Pourquoi ce texte a-t-il ravivé le débat autour de Didier Raoult ?

Le vote de cet article a aussi ravivé les débats autour du traitement controversé à l'hydroxychloroquine du professeur Didier Raoult, lors de la crise sanitaire. Dans l'hémicycle, Olivier Véran et Marine Le Pen se sont écharpés sur le sujet. L'ancien ministre de la Santé a fustigé les "délires quasi messianiques" du "charlatan de la Canebière". "Est-ce que les critères de dérives sectaires sont réunis ? A minima, il y a l'objet de débats", s'est interrogé Olivier Véran. "Il y aura d'autres crises sanitaires dans notre pays, il y aura d'autres gourous, certains parviendront à ébranler la confiance de nos concitoyens à large échelle", a-t-il conclu.

Des propos critiqués par la cheffe de file du Rassemblement national. "S’il y a bien une personne qui ne devait pas prendre la parole aujourd’hui c’est monsieur Véran qui a dit tout et l’inverse de tout pendant la crise du Covid. Il a osé parler du professeur Raoult", a-t-elle lancé. Avant de demander "il n'y a pas quelques ministres qui ont été soignés par le professeur Raoult ?", faisant référence à Sabrina Agresti-Roubache, qui avait été prise en charge par le professeur Raoult et avait vanté son traitement.

Une fois de plus, la question de la liberté d'expression et la possibilité de critiquer les vaccins était au centre des débats.

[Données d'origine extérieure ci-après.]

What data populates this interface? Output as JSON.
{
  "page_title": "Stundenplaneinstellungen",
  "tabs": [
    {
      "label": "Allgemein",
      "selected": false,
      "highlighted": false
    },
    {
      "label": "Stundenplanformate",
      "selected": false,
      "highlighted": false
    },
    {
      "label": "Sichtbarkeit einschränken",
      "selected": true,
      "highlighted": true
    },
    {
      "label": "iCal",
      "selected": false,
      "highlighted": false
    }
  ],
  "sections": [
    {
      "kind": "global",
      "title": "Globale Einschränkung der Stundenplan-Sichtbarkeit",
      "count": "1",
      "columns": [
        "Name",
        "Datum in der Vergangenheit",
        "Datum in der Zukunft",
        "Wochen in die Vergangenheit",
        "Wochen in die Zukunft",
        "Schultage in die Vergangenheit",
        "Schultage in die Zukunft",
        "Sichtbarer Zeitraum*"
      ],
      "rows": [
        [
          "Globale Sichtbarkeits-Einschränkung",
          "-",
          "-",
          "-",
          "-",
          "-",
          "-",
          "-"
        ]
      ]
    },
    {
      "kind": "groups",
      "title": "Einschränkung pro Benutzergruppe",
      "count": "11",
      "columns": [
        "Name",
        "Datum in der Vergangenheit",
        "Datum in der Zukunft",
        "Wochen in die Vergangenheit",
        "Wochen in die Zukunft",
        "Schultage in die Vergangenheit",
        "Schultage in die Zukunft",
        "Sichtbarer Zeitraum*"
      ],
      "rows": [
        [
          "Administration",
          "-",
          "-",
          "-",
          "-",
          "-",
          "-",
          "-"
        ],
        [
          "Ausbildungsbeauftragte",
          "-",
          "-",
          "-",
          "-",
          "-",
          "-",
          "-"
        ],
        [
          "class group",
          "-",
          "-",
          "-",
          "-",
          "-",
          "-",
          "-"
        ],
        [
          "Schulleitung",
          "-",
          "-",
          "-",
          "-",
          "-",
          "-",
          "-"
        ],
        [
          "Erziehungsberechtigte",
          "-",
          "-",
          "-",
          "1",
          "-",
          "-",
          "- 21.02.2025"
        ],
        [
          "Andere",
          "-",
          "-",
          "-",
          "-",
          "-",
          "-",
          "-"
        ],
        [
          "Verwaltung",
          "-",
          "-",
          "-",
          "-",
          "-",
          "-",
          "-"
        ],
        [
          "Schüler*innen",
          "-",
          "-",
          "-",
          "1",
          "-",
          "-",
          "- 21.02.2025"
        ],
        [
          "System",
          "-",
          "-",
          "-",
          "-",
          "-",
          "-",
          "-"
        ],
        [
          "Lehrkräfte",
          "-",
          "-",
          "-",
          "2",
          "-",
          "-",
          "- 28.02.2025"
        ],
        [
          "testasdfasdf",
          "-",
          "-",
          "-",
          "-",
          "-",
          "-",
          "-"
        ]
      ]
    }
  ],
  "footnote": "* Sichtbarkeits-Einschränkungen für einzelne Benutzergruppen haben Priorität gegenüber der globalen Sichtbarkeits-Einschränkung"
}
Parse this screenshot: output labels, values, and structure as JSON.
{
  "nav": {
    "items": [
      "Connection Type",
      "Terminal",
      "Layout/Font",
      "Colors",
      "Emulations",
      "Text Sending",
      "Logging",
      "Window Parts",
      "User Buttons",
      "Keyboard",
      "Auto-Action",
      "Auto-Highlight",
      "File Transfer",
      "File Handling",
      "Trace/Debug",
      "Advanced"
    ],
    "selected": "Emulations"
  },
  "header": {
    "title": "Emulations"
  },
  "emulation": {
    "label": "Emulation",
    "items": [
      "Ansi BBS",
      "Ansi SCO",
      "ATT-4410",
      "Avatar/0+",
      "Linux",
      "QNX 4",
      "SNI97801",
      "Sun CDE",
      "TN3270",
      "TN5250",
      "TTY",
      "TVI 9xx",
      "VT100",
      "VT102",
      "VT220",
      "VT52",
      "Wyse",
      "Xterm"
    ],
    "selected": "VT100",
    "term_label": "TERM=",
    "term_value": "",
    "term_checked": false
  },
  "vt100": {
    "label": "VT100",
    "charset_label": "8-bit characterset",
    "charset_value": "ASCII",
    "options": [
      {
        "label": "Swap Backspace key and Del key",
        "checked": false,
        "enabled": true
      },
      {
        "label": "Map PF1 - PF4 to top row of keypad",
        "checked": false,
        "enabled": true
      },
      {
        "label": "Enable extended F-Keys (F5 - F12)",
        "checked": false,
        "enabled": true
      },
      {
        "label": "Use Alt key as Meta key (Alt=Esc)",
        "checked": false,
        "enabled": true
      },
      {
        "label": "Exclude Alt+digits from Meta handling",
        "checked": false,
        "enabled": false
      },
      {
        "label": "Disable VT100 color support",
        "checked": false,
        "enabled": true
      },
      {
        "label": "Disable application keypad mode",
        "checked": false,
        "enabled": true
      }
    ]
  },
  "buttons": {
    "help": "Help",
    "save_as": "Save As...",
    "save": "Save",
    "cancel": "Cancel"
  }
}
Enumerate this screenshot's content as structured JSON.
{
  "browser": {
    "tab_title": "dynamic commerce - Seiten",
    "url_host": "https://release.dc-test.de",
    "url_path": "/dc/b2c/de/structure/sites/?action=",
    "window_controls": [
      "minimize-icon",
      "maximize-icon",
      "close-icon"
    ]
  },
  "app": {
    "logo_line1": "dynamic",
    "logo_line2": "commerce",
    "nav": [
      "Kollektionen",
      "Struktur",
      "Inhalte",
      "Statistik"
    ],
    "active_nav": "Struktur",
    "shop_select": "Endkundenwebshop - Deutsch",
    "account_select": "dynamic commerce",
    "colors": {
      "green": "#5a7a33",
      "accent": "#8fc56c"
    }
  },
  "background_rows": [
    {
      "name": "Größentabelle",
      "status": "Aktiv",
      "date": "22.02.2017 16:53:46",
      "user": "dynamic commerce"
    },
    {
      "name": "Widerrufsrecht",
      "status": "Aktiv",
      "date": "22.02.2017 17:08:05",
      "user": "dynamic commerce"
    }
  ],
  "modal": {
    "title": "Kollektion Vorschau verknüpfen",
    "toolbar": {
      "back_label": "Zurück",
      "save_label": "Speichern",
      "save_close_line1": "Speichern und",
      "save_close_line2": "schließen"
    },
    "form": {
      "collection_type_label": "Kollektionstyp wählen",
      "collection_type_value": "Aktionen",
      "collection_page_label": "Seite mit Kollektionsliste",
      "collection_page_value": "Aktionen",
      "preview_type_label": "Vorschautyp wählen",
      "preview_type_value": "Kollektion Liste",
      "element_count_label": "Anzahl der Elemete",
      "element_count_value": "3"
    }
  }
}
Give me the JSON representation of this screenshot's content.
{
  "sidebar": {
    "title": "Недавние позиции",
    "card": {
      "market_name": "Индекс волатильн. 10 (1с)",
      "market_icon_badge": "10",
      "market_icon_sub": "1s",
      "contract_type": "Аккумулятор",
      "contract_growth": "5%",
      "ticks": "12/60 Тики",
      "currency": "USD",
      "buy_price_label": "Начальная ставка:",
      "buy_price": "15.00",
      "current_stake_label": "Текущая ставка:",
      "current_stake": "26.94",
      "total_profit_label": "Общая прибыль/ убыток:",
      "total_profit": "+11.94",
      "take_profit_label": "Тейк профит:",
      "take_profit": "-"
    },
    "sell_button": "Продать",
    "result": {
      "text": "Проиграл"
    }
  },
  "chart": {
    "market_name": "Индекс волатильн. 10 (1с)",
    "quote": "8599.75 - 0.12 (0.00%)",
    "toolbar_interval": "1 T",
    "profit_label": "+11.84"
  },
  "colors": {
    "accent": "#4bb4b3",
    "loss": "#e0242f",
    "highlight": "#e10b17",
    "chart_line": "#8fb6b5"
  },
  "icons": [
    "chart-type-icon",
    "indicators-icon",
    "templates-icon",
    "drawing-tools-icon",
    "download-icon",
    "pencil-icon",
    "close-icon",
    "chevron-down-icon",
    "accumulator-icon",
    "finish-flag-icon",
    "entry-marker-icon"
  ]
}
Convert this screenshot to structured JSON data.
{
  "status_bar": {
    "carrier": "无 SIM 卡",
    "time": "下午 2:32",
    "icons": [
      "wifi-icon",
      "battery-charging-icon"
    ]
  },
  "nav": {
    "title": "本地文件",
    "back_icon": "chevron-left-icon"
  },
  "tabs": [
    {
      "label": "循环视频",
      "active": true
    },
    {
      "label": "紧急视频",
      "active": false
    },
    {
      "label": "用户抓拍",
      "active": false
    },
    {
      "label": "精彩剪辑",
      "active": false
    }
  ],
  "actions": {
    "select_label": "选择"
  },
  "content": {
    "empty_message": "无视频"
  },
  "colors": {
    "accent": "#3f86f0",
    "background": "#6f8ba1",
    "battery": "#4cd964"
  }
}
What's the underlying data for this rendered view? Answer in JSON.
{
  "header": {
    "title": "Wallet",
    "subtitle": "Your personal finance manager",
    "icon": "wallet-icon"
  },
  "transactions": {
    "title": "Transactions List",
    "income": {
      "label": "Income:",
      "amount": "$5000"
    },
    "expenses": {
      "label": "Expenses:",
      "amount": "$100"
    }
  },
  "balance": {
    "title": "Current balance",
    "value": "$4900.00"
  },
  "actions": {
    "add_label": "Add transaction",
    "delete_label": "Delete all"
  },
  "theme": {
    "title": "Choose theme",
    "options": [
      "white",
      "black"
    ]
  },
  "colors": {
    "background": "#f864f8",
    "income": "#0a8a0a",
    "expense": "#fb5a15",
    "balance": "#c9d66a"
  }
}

Pour la rapporteure du projet de loi Brigitte Liso, la question du professeur Raoult "n'est pas le sujet, que ce soit Olivier Véran ou Marine Le Pen" qui en parle. "Mon sujet, ce sont les victimes. Une femme me racontait qu'elle a perdu sa fille âgée de 35 ans d'un cancer du sein [qui aurait pu être soigné, ndlr], mais qu'elle a été prise en charge par un gourou qui lui a proposé d'arrêter son traitement et qui l'a remplacé par de l'extrait de jus de pommes de terre. C'est ça que font les gourous", a-t-elle conclu au micro d'Europe 1.